Михаил Евграфович Салтыков-Щедрин

Пропала совесть

Пропала совесть. По-старому толпились люди на улицах и в театрах; по-старому они то догоняли, то перегоняли друг друга; по-старому суетились и ловили на лету куски, и никто не догадывался, что чего-то вдруг стало недоставать и что в общем жизненном оркестре перестала играть какая-то дудка. Многие начали даже чувствовать себя бодрее и свободнее. Легче сделался ход человека: ловчее стало подставлять ближнему ногу, удобнее льстить, пресмыкаться, обманывать, наушничать и клеветать. Всякую болесть вдруг как рукой сняло; люди не шли, а как будто неслись; ничто не огорчало их, ничто не заставляло задуматься; и настоящее, и будущее - все, казалось, так и отдавалось им в руки, - им, счастливцам, не заметившим о пропаже совести.

Совесть пропала вдруг… почти мгновенно! Еще вчера эта надоедливая приживалка так и мелькала перед глазами, так и чудилась возбужденному воображению, и вдруг… ничего! Исчезли досадные призраки, а вместе с ними улеглась и та нравственная смута, которую приводила за собой обличительница-совесть. Оставалось только смотреть на божий мир и радоваться: мудрые мира поняли, что они, наконец, освободились от последнего ига, которое затрудняло их движения, и, разумеется, поспешили воспользоваться плодами этой свободы. Люди остервенились; пошли грабежи и разбои, началось вообще разорение.

А бедная совесть лежала между тем на дороге, истерзанная, оплеванная, затоптанная ногами пешеходов.
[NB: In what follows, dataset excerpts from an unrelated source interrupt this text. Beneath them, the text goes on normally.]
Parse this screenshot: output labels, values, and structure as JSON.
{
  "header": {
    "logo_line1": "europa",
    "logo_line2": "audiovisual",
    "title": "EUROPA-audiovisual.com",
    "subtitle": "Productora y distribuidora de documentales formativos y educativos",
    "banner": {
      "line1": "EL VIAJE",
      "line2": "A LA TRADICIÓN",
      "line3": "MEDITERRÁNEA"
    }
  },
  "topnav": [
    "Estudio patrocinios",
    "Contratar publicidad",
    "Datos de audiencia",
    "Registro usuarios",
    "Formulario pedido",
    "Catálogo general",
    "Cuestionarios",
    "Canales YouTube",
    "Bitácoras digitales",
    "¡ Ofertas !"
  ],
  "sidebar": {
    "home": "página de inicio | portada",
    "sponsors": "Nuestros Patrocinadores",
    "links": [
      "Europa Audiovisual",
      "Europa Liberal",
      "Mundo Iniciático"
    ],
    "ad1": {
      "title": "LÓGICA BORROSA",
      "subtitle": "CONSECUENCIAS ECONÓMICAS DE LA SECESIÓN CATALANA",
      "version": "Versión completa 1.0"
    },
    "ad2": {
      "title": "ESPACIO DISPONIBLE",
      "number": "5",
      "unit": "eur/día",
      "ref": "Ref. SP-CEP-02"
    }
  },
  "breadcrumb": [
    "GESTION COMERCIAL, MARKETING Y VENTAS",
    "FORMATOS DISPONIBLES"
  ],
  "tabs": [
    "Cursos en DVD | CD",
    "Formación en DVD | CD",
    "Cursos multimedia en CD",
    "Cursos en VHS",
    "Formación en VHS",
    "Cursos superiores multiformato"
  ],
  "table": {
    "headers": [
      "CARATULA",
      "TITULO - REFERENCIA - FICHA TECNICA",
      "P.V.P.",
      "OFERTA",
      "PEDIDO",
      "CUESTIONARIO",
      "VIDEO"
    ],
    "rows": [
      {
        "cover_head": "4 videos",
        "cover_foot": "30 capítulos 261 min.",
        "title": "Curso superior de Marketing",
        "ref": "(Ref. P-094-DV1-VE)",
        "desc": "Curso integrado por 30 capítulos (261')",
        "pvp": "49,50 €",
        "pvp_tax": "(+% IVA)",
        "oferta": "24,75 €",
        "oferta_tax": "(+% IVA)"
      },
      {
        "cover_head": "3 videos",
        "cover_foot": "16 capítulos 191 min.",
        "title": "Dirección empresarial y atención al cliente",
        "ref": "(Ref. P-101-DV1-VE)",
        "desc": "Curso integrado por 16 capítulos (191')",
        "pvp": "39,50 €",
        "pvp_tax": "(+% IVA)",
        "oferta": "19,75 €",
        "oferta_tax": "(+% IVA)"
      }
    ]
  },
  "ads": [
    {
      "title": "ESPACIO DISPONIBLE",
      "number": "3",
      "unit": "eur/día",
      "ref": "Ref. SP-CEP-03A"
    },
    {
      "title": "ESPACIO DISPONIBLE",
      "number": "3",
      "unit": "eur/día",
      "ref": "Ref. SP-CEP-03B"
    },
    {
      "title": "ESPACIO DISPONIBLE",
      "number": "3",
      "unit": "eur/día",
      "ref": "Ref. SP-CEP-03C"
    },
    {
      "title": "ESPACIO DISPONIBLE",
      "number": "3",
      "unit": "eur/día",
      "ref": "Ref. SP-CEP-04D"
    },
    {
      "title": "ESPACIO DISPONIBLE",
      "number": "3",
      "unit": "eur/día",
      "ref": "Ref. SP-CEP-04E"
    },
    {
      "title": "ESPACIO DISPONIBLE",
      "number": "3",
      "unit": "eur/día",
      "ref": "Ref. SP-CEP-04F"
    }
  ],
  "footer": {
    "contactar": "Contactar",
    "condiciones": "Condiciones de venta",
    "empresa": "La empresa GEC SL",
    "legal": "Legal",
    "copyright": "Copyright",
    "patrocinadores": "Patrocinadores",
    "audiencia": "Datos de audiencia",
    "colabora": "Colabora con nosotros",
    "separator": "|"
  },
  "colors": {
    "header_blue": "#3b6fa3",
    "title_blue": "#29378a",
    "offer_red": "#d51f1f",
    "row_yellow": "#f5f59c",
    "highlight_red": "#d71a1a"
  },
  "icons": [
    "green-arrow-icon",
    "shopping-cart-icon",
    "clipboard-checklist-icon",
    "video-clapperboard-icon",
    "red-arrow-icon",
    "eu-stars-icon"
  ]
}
Всякий швырял ее, как негодную ветошь, подальше от себя; всякий удивлялся, каким образом в благоустроенном городе, и на самом бойком месте, может валяться такое вопиющее безобразие. И бог знает, долго ли бы пролежала таким образом бедная изгнанница, если бы не поднял ее какой-то несчастный пропоец, позарившийся с пьяных глаз даже на негодную тряпицу, в надежде получить за нее шкалик.

И вдруг он почувствовал, что его пронизала словно электрическая струя какая-то. Мутными глазами начал он озираться кругом и совершенно явственно ощутил, что голова его освобождается от винных паров и что к нему постепенно возвращается то горькое сознание действительности, на избавление от которого были потрачены лучшие силы его существа. Сначала он почувствовал только страх, тот тупой страх, который повергает человека в беспокойство от одного предчувствия какой-то грозящей опасности; потом всполошилась память, заговорило воображение. Память без пощады извлекала из тьмы постыдного прошлого все подробности насилий, измен, сердечной вялости и неправд; воображение облекало эти подробности в живые формы. Затем, сам собой, проснулся суд…

Жалкому пропойцу все его прошлое кажется сплошным безобразным преступлением. Он не анализирует, не спрашивает, не соображает: он до того подавлен вставшею перед ним картиною его нравственного падения, что тот процесс самоосуждения, которому он добровольно подвергает себя, бьет его несравненно больнее и строже, нежели самый строгий людской суд. Он не хочет даже принять в расчет, что большая часть того прошлого, за которое он себя так клянет, принадлежит совсем не ему, бедному и жалкому пропойцу, а какой-то тайной, чудовищной силе, которая крутила и вертела им, как крутит и вертит в степи вихрь ничтожною былинкою. Что́ такое его прошлое? почему он прожил его так, а не иначе? что такое он сам? - все это такие вопросы, на которые он может отвечать только удивлением и полнейшею бессознательностью. Иго строило его жизнь; под игом родился он, под игом же сойдет и в могилу. Вот, пожалуй, теперь и явилось сознание - да на что оно ему нужно? затем ли оно пришло, чтоб безжалостно поставить вопросы и ответить на них молчанием? затем ли, чтоб погубленная жизнь вновь хлынула в разрушенную храмину, которая не может уже выдержать наплыва ее?

Увы! проснувшееся сознание не приносит ему с собой ни примирения, ни надежды, а встрепенувшаяся совесть указывает только один выход - выход бесплодного самообвинения. И прежде кругом была мгла, да и теперь та же мгла, только населившаяся мучительными привидениями; и прежде на руках звенели тяжелые цепи, да и теперь те же цепи, только тяжесть их вдвое увеличилась, потому что он понял, что это цепи. Льются рекой бесполезные пропойцевы слезы; останавливаются перед ним добрые люди и утверждают, что в нем плачет вино.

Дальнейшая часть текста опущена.